In my experience the slide decks are pretty solid, with occasional exceptions. For whatever reason the folks that work in the financial industry seem obsessed with truly pointlessly large decks that reach over 100 pages.
Otherwise I think the approach is good, clear, and concise.
* page one is a summary of pretty much every major point the deck will make
* if you only read the slide titles you’ll more or less recreate the summary on page one and get the story bit by bit
* if you want to understand that argument or question it you have the evidence for it on the same page
When done correctly it’s very much like reading good doc strings and collapsing or uncollapsing the function definitions to see the implementations
It’s the difference between good comments like
> sort the data by geospatial distance to the user
And classic bad ones like
> sort function
I didn't always present 100% of the "big and dense" slide decks; we could get people into a dialogue early on that would give us an idea of what to show next, a bit like a "choose your own adventure" book.

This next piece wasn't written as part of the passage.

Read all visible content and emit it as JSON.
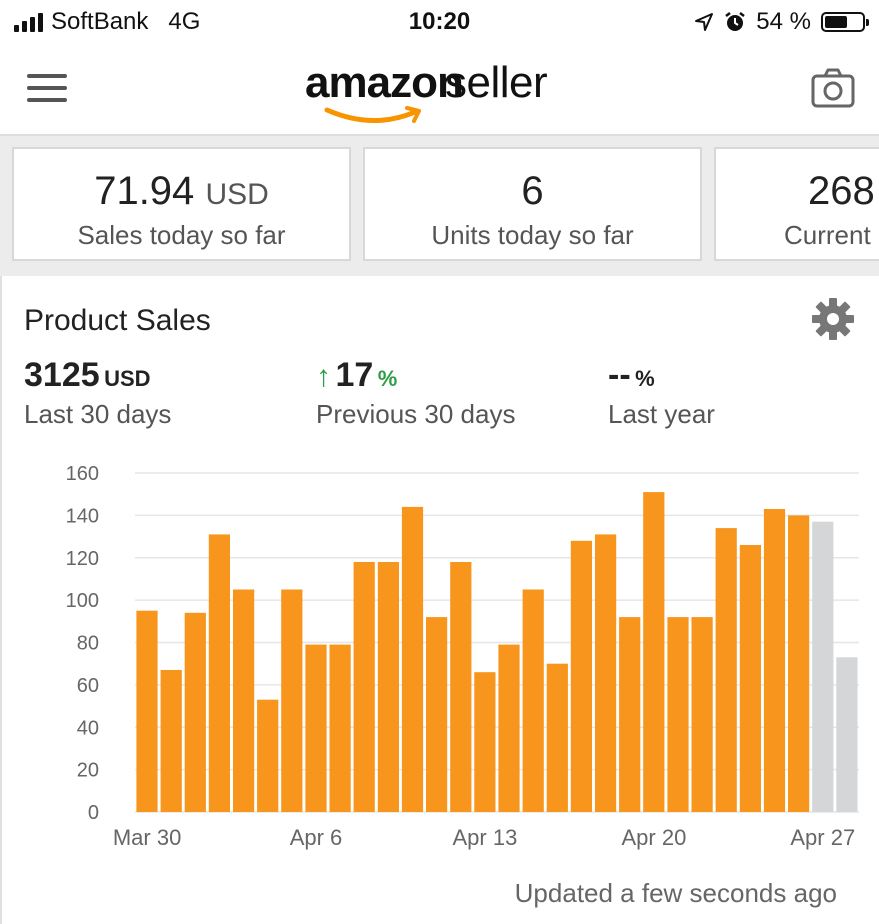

(Overall our approach was super effective at getting people to talk about their business, my partner got me to read https://www.amazon.com/Secrets-Question-Based-Selling-Powerf...; We were always finding out about stuff we weren't supposed to know like the desktop virtualization program at a famously secretive hedge fund, the closely guarded data cleanup pipeline for a real estate data vendor, the time a four letter defense contractor was grasping at straws on a project for a three letter agency, ...)
Here's an example of a slide deck I would present to a general audience, in this case a local startup accelerator
https://www.slideshare.net/slideshow/chatbots-in-2017-ithaca...
which is not as information dense as one of my sales slides but when I give talks like that they always want me back. (Funny that one felt obsolete by the end of 2017 but I packed in enough neural network stuff that it seems a little prescient now... Like that time I gave a talk at the first thorium energy conference about the computational physics program that would lead to a reactor that was mostly standard stuff out of intro level textbooks but useful and correct if you want to down that path. I took the schedule of reactor development when the project was abandoned in the 1970s and shifted it up to the present. The crowd reacted viscerally that it would take that long to which my answer is "you've got to get started now"; I wound up with a test reactor circa 2025 and sure enough they are building one in China.)
I can’t say I like the linked deck too much. Titles with no thesis. Visuals that don’t demonstrate anything on their own. It can work for speaking over. But it doesn’t actually convey information.
Somebody is going to go a talk like that and receive a bit more than they can absorb. They'll walk out with something that really sticks for them. It won't promote the feeling that "I took four days and spent $X to go to a conference and didn't get my money's worth."